Teknokra.co: Aktivitas pencarian emas dan barang berharga menggunakan alat metal detector marak dilakukan di wilayah yang disebut sebagai tanah adat di Provinsi Lampung. Kegiatan ini menarik perhatian warga setempat karena dilakukan oleh pencari dari berbagai daerah dan dinilai berpotensi merusak lahan. Aktivitas pencarian berlangsung di kawasan Situs Keratuan Balaw, Kecamatan Kedamaian, Kota Bandar Lampung, pada Rabu, (23/10).
Pencarian emas dilakukan oleh komunitas Metal Detector Lampung yang beranggotakan warga dari berbagai daerah di provinsi ini. Kegiatan tersebut disebut bersifat mandiri dan tidak berskala besar. Hasil temuan emas biasanya dijual ke toko emas setempat. Aktivitas serupa telah dilakukan sejak tahun 2018 dan masih berlanjut hingga kini.
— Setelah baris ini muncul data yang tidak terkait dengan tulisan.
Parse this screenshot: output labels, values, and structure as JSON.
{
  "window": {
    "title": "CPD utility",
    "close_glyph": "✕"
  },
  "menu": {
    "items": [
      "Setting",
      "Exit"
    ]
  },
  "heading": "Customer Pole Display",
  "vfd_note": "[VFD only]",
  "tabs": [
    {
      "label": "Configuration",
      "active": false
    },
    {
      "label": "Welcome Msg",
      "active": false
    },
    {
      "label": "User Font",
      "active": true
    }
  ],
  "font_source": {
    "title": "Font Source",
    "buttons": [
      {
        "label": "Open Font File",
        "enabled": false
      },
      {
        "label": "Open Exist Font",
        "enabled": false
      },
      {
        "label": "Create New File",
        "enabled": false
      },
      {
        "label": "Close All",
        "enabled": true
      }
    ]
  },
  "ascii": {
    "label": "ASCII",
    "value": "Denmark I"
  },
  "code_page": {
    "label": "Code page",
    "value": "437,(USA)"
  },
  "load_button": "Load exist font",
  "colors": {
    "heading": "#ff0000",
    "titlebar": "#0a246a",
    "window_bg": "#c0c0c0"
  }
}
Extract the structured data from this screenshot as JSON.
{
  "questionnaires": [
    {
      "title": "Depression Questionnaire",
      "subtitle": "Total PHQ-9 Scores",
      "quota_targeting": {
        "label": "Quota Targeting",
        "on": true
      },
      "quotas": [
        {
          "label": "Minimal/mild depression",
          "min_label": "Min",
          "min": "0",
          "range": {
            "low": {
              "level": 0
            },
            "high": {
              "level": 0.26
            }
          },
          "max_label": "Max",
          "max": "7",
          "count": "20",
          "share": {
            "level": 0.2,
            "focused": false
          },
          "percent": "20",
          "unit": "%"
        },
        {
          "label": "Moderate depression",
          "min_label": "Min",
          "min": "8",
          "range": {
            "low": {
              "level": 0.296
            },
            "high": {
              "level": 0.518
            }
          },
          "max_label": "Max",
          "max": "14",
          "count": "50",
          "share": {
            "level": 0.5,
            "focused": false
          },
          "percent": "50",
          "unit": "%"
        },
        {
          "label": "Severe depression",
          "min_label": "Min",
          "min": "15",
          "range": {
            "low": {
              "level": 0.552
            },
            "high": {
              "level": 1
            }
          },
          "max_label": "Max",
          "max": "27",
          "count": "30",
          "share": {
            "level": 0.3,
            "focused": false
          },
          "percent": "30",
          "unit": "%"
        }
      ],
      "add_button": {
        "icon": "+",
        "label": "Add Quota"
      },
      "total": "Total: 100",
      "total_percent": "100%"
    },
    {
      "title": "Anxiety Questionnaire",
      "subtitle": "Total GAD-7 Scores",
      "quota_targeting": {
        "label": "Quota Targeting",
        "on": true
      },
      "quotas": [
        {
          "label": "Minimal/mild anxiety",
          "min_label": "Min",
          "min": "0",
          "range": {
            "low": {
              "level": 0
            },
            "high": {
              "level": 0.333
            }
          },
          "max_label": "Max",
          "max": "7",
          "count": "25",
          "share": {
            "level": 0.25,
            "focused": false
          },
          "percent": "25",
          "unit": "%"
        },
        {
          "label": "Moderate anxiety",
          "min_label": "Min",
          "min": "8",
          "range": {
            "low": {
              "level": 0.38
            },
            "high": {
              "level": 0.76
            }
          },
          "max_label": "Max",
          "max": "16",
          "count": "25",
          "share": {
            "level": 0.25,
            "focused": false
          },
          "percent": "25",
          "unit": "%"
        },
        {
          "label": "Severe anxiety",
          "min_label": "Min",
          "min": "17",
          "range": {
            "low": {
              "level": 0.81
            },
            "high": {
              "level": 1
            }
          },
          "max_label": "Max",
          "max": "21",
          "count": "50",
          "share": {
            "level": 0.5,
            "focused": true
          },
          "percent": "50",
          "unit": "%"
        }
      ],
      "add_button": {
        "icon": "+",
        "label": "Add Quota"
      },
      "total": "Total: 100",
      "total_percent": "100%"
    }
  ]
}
Selain emas, para pencari juga menemukan pecahan keramik Tiongkok yang diduga merupakan peninggalan masa Keratuan Balaw. Namun, aktivitas ini tidak dapat dihentikan oleh masyarakat maupun tokoh adat karena tanah adat Keratuan Balaw telah berpindah tangan sejak awal tahun 2000-an, tanpa sepengetahuan masyarakat dan tokoh adat setempat.
Ketua Komunitas Metal Detector Lampung, Edo Nisa Putra mengatakan, pencarian dilakukan rutin tiga kali dalam seminggu, terutama saat musim hujan ketika tanah lebih mudah digali.
“Saat musim hujan terkadang tidak perlu alat bantu, cukup berjalan saja sudah bisa menemukan. Tapi memang kecil-kecil, dan di beberapa hektar wilayah ini masih ada,” jelasnya.
Edo menambahkan, komunitasnya tidak hanya beroperasi di situs Balaw, tetapi juga berpindah ke wilayah lain di Lampung yang memiliki nilai sejarah.
“Kami tidak hanya di sini, kadang ke pantai atau lokasi-lokasi bersejarah lainnya,” ujarnya.
Ia menegaskan bahwa sebelum melakukan pencarian, pihaknya selalu meminta izin kepada pemilik lahan.
“Kami selalu izin dulu, karena kalau tidak izin kami tidak berani. Yang penting tidak merusak tanaman di sini,” katanya.
Berbeda dengan Edo, Abidin tokoh adat setempat sekaligus keturunan marga Bala mengatakan, bahwa aktivitas pencarian emas telah mendapat teguran dari ketua RT karena dianggap merusak tanah di atas lahan situs.
“Dari masyarakat belum ada teguran, tapi RT setempat sudah menegur karena mereka merusak tanah. Tanah diambil dari atas lalu dibawa ke kali dan dikarungi,” ungkapnya.
Ia juga menyoroti bahwa para pencari emas bukan warga asli Kedamaian, melainkan berasal dari luar daerah bahkan luar provinsi.
“Warga yang mencari emas bukan orang sini, ada yang dari Teluk, Labuhan Dalam, Merbau Mataram, Panjang, bahkan Jambi. Mereka sampai bangun gubuk untuk menginap,” jelasnya.
Sementara itu, Romli selaku Penyimbang Adat Kedamaian menyebut, pihak adat tidak dapat mengambil tindakan karena lahan situs tersebut sudah beralih kepemilikan.
“Tokoh adat tidak bisa menegur karena tanah ini sudah berpindah hak. Secara adat kita tahu ini tanah adat, tapi secara hukum sudah berbeda,” pungkasnya.